Rabbim seni bilmeden biz bir hiçiz. Her şeyimiz sana bağlı. Ruhum seninle nefes alıyor, kalbim seninle atıyor; hayatım, her şeyim sana bağlı. 

Şahane bir manzara karşısında gözlerinizi kapatınca nasıl kayboluyorsa, kalbin önündeki perdeler de insanın Rabbine olan olmazsa olmaz ihtiyacını böyle göstermiyor işte.

Allah (cc), kuluna nefsinden kendini bildiriyor. Aciziz, Allah bizim için yaratıyor; havayı, suyu, şifayı, rızkı, duygularımızı, her şeyi yaratıyor. Fakiriz, ihtiyaçlarımız var, onları bize lütfediyor; nefes almaktan yaşamaya, rızıktan şifaya, ebedi hayata kadar her ihtiyacımızı Allah veriyor. Yaratan O, veren O…

Bunun için aczine ve fakrına bakan Rabbini bulur. “Nefsini bilen, Rabbini bilir” demişler.

Dilimde Allah

Kalbimde Allah

Allah, illallah

Zikrimde Allah

Fikrimde Allah

Gönlümde Allah

Allah, illallah

Yaşadıkça anlıyor insan; öğrene öğrene yaşıyoruz. 

Hz. İbrahim gibi, batanları, gidenleri, sönenleri, boş yere oyalayan ve ömür tüketenleri geçmedikçe gerçekleri pek göremiyoruz. 

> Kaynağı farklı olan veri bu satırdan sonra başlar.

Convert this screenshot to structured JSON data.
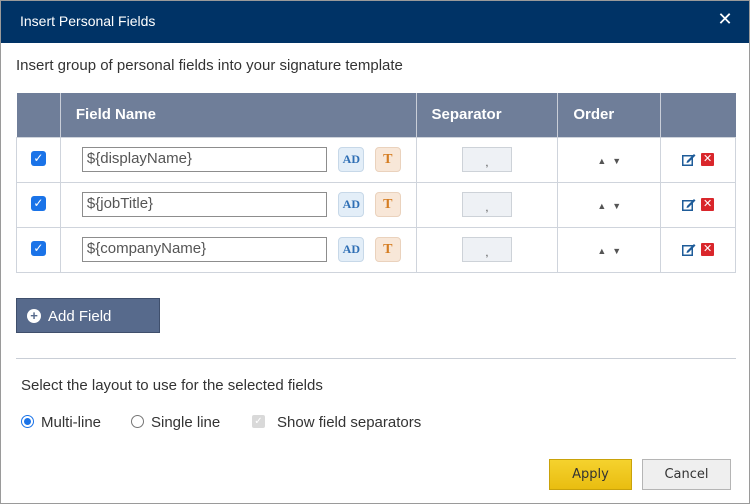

Hayat da aslında bunun için, yaşadıklarımız bunun için var diye hissediyorum: İnsanın Rabbini tanıması ve bulması için. Bırakıp gidenlere bedel, asla bırakıp gitmeyen Rabbini bulmak; insanı, hissettiklerini anlamayanlara bedel, insanı en iyi anlayan ve derdine derman verebilecek olan Rabbini bulmak; sadece menfaatini düşünenlere bedel, gerçek dostu olan Rabbini bulmak; olmayacak hayalleri vaad edenlere bedel, gerçek nimetleri ve lütuflarıyla insana kusursuz mutluluk ve huzur veren Rabbini bulmak; değer vermeyenlere bedel, insana kâinattan daha fazla değer veren ve bunu, tüm yerdeki gökteki her şeyi insan için çalıştırarak gösteren Rabbini bulmak… Hayatın asıl anlamı, amacı, insana faydası bu diye düşünüyorum… 

Bu evren, bu dünya bir fabrika ise, onun en değerli mahsulü, insanın Rabbini tanıması, Onu bulmasıdır. Belki de bu fabrika sadece bu mahsul içindir…

Bunun için Allah bize ne verirse güzeldir. Gülüne bak rahmetini bul; dikenine bak hikmetini gör. İnsanın eğitimi meşakkatlidir; insanı zorluklar olgunlaştırır. Bu sebeple dünya aynı zamanda meşakkatlidir; çünkü insanın okuludur, sınandığı yerdir. Zahmette rahmet vardır demişler boşuna değil. İnsan da evladını sever, ama olgunlaşması için yaşadığı zorluklara razı olur; bu da sevginin bir tezahürüdür. 

Bakmayı bilirsek, her şeyde Rabbimizin rahmetini bulabiliriz…

Dilimde Allah

Kalbimde Allah

Allah, illallah

Zikrimde Allah

Fikrimde Allah

Gönlümde Allah

Allah, illallah

Ey hazineyi dışarıda arayan... Hazine sensin…

Sevelim. Sevme duygusunu veren Allah’ı sevelim. Sevme duygusunu sevelim. Her şeyi, insanları sevelim. 

Sıfır sermaye ile her şeyi kazanmanın mümkün olduğunu insanda görelim. Nasıl bir Allah’a iman ettiğimizi şükürlerle tekrar tekrar görelim.  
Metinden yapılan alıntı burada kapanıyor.